The C.D. Howe Institute’s nonpartisan Business Cycle Council, a group of economists acting as an arbiter of booms and busts, made a close decision Friday to affirm the damage was still too narrow to label a recession. The review was undertaken to account for Statistics Canada data revisions last month that showed the impact of the oil-price collapse that year was larger than previously estimated.

The council stuck to its initial assessment because the downturn — which included two consecutive quarterly contractions in output — wasn’t broad enough and the economy continued to add jobs.

“It was an extremely close vote in the end,” Jeremy Kronick, associate director for research at C.D. Howe, said by phone from Toronto.

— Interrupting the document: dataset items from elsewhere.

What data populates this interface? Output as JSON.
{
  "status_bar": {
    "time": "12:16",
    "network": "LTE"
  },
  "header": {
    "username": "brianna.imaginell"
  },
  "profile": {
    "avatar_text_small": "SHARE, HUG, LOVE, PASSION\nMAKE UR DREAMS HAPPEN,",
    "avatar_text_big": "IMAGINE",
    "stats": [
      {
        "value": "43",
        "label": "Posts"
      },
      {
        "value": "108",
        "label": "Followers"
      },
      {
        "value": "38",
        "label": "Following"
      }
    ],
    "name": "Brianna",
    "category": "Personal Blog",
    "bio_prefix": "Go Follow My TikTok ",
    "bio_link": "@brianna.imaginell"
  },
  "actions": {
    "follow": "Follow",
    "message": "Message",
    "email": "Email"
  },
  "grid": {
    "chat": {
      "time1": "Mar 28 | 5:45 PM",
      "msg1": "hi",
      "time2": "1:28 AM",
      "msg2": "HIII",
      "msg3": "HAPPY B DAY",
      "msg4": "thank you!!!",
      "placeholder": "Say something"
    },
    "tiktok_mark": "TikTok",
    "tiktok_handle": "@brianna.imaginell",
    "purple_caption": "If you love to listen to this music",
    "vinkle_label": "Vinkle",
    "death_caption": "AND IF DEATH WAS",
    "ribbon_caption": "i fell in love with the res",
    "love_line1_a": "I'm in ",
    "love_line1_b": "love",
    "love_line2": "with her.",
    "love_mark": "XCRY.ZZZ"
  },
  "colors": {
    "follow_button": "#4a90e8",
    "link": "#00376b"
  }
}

With the narrow contraction and positive employment, the group “found it hard to call this a recession.”

The R-word was widely bandied about during the 2015 election campaign to attack the economic record of then Prime Minister Stephen Harper, who went on to lose the vote to Justin Trudeau.

Negative Revisions

Members of the business cycle panel who saw a recession were swayed by the size of the negative revisions, Kronick said. Statistics Canada changed the contraction in the first quarter of 2015 to an annualized pace of 2.2 per cent from 0.8 per cent, and the second quarter to a 1.1 per cent decline from 0.3 per cent.

Back-to-back quarterly declines, a situation some analysts refer to as “technical recession,” are usually a good indicator of a true recession. But it turns out not this time, the C.D. Howe report finds.

“There’s no other point in the period that we look at since 1961 where you see declining GDP and positive employment,” Kronick said.

Employment rose in five of the first six months of 2015 as output fell, with an average gain of 17,600 positions.

Most of of the damage in 2015 was taken by oil producers in Alberta, while lower energy prices were a benefit to consumers and manufacturers in Ontario and Quebec, Canada’s two most populous provinces.